Cambridge, Mass. — The rapid pace of AI development is putting CIOs in a tricky spot: Not only are they responsible for deploying tools that can boost productivity, they’re also working to ensure the tools can be utilized once deployed. The dynamic has made workforce upskilling efforts a priority.
It's up to tech leaders to help shape a culture that enables AI experimentation, according to Monica Caldas, global CIO at Liberty Mutual Insurance.
"I do not believe that AI thrives in heavily authoritarian, top-down environments," said Caldas, speaking last week at the MIT Sloan CIO Symposium. "I think the way people pick it up is through play."
Along with encouraging experimentation, the risk profile of AI necessitates guardrails as businesses tackle change management.
"It's not anarchy, but it's also not authoritarian," Caldas said. "You have to hit that sweet spot, and that's where adoption really starts."
Other businesses are preparing their employees through targeted training programs.
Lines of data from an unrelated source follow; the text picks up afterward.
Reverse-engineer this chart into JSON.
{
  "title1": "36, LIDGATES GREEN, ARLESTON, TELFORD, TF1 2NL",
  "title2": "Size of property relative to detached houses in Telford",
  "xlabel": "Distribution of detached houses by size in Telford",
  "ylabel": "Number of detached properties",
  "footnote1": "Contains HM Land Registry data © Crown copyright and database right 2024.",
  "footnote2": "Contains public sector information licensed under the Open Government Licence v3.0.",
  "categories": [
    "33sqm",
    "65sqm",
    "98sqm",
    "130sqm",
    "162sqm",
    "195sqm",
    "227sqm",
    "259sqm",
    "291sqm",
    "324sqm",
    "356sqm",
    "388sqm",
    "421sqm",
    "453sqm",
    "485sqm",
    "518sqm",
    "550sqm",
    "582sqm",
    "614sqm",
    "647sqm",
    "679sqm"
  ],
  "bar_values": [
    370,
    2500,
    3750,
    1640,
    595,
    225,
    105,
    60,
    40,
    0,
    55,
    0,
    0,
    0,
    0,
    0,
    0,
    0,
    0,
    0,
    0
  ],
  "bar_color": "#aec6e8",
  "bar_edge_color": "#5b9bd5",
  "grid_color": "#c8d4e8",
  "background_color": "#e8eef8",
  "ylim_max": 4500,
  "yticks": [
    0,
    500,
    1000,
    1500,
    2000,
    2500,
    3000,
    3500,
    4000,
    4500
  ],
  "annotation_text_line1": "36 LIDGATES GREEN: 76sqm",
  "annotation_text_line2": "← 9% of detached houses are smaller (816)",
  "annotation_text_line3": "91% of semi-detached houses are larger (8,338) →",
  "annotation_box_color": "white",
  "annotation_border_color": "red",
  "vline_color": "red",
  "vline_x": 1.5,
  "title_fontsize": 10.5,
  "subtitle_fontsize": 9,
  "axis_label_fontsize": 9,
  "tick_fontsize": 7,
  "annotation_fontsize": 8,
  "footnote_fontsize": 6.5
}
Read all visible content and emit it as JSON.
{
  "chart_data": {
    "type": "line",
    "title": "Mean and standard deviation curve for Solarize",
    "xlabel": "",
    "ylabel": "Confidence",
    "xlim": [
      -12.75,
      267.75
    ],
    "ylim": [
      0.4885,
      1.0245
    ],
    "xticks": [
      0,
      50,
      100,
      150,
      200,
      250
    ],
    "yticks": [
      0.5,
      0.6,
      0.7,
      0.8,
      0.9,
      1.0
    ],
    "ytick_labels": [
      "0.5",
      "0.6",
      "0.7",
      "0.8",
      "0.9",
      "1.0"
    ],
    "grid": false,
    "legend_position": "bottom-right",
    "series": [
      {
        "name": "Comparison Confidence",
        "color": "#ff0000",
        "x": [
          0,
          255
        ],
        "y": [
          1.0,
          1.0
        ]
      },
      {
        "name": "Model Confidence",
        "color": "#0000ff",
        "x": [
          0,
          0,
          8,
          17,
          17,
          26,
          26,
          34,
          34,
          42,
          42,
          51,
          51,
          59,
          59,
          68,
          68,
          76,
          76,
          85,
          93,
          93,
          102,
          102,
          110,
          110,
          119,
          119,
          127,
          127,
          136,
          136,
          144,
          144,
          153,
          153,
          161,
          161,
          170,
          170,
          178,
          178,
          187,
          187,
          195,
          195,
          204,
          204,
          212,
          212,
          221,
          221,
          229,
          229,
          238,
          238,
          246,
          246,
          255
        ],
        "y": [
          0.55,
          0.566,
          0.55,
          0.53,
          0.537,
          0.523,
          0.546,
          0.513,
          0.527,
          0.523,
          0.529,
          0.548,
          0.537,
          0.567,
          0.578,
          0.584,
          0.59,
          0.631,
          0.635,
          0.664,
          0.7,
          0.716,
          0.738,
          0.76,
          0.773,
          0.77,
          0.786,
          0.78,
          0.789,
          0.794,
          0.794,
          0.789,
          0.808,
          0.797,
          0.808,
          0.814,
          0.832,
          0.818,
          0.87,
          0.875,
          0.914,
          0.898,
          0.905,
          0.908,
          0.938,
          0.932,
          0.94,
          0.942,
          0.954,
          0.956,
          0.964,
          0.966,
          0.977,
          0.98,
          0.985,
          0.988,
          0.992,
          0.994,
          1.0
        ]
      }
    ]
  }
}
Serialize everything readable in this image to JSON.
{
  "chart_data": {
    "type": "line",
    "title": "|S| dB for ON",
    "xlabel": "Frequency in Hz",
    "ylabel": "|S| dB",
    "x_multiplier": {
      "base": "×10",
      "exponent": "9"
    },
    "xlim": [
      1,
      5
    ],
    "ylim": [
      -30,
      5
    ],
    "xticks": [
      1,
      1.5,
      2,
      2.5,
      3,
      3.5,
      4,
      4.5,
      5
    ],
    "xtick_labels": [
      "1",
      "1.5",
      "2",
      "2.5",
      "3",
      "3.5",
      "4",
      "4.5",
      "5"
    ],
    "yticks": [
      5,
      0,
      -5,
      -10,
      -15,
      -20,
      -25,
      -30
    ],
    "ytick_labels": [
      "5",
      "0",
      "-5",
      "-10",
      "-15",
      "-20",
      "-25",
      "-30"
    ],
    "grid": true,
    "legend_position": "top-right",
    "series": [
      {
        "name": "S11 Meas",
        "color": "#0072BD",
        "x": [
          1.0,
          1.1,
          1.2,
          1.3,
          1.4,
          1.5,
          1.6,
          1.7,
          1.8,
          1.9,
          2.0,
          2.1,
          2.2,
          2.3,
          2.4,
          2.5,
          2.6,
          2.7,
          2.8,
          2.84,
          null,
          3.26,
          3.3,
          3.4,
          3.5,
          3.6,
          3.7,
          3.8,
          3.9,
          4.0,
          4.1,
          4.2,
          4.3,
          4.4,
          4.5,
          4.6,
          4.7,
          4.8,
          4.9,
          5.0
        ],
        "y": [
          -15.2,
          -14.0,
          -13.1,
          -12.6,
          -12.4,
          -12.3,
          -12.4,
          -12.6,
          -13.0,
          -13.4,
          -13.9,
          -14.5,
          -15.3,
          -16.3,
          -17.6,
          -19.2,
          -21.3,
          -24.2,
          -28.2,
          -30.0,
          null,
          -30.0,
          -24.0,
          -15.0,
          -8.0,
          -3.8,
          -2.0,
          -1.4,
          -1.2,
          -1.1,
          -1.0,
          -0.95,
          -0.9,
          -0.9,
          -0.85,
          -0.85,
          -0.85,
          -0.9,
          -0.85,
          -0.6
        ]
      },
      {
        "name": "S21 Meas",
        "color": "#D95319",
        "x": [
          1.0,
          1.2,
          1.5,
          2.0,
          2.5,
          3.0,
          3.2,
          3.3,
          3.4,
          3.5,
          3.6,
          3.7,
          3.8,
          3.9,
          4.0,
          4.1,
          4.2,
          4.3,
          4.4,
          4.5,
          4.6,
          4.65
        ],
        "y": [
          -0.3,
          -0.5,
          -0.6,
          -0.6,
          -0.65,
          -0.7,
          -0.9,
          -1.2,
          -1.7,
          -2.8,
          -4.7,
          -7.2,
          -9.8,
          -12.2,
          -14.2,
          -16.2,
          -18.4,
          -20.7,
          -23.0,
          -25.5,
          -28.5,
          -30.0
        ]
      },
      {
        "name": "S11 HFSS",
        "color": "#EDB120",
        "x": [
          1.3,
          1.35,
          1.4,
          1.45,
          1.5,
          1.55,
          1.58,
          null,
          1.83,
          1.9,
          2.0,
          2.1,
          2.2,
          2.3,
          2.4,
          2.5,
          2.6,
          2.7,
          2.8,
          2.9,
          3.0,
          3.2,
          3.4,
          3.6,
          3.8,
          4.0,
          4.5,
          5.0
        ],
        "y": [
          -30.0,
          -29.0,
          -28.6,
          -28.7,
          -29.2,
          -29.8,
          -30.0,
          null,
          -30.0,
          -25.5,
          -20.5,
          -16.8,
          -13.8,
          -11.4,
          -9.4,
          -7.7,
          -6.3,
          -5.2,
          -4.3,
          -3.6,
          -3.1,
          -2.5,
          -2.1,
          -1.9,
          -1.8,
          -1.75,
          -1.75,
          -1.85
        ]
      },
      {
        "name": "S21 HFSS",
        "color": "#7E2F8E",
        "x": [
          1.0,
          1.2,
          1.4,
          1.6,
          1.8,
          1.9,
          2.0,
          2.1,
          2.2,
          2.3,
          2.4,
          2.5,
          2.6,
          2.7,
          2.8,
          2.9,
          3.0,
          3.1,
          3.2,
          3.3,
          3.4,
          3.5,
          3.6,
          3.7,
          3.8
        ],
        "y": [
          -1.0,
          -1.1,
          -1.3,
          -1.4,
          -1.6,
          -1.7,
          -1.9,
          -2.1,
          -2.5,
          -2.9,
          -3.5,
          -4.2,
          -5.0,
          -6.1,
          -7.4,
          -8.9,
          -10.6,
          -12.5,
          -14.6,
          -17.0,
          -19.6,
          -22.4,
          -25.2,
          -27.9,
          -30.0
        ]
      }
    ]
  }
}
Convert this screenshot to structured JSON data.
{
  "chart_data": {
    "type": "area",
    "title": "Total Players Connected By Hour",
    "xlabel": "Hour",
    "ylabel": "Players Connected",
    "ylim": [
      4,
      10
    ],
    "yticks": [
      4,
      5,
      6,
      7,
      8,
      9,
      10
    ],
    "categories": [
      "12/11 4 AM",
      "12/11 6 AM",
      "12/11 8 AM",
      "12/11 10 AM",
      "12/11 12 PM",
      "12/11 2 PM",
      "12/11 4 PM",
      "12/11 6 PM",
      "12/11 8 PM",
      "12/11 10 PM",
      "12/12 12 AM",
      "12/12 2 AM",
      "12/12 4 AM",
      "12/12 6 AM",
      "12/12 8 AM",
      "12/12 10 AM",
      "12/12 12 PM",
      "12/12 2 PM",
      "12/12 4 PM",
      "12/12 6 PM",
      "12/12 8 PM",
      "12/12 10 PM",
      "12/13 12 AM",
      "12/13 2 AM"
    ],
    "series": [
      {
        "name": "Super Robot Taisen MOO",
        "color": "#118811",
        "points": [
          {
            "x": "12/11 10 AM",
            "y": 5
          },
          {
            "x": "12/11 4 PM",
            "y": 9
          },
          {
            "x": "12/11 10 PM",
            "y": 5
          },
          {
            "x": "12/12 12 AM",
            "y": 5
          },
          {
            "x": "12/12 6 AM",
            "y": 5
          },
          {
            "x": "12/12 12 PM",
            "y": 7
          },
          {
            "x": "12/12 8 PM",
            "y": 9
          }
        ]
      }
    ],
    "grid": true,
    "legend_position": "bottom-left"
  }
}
More than half of leaders said they plan to upskill their workforce ahead of AI implementation plans, according to a January survey from Revature. More than 4 in 5 decision-makers flagged access to talent as a top concern.
Potential productivity wins can help existing staff embrace upskilling efforts, said Dimitris Bountolos, chief information and innovation officer at infrastructure company Ferrovial.
"What we have seen is an excitement of staff to be self-sufficient in activities that were really bureaucratic," Bountolos said.
Revamped structures and roles
The deployment of generative AI tools caused a rush of interest in prompt engineering roles. Interest has since fizzled, as businesses began to understand that learning to prompt generative AI systems is a core skill that should be developed more broadly.
AI savviness should be embraced by the entire organization, according to Reshmi Ramachandran, head of partnerships and go to market strategy at consulting firm Cprime.
"When we consult with companies we often tell them: never do prompt engineering in isolation. It's not an isolated job, it is actually a cross-functional skill," Ramachandran said. "You get some of your best prompts from marketing leaders, from HR, because that's where the context is."
In addition to changes in job functions, departmental structures are also evolving.
The wave of AI adoption is helping to accelerate a shift away from the established pyramid-shaped organizational structures in software development, according to Aamer Baig, senior partner, Chicago, at McKinsey & Company.
"In the last decade or so, we've proven that is not the most effective and economical way of delivering software," said Baig. A diamond-shaped model with a team of somewhere between eight to 12 was identified as the most effective.
But with the influx of agentic AI, that organizational structure is also changing.
"Now, we have a new model, which is enabled and powered by AI, that has a product person, product builders and many, many agents to support, which can deliver as much output as a diamond-shaped team does," Baig said.
In addition to serving as CIO, tech executives will need to take on additional roles including "chief influencing officer, chief change management officer" as organizations adjust to shifts in their core talent and operational structures.
"The ability to move that sort of organization and that complexity forward will differentiate the winners and the losers in large companies," Baig said.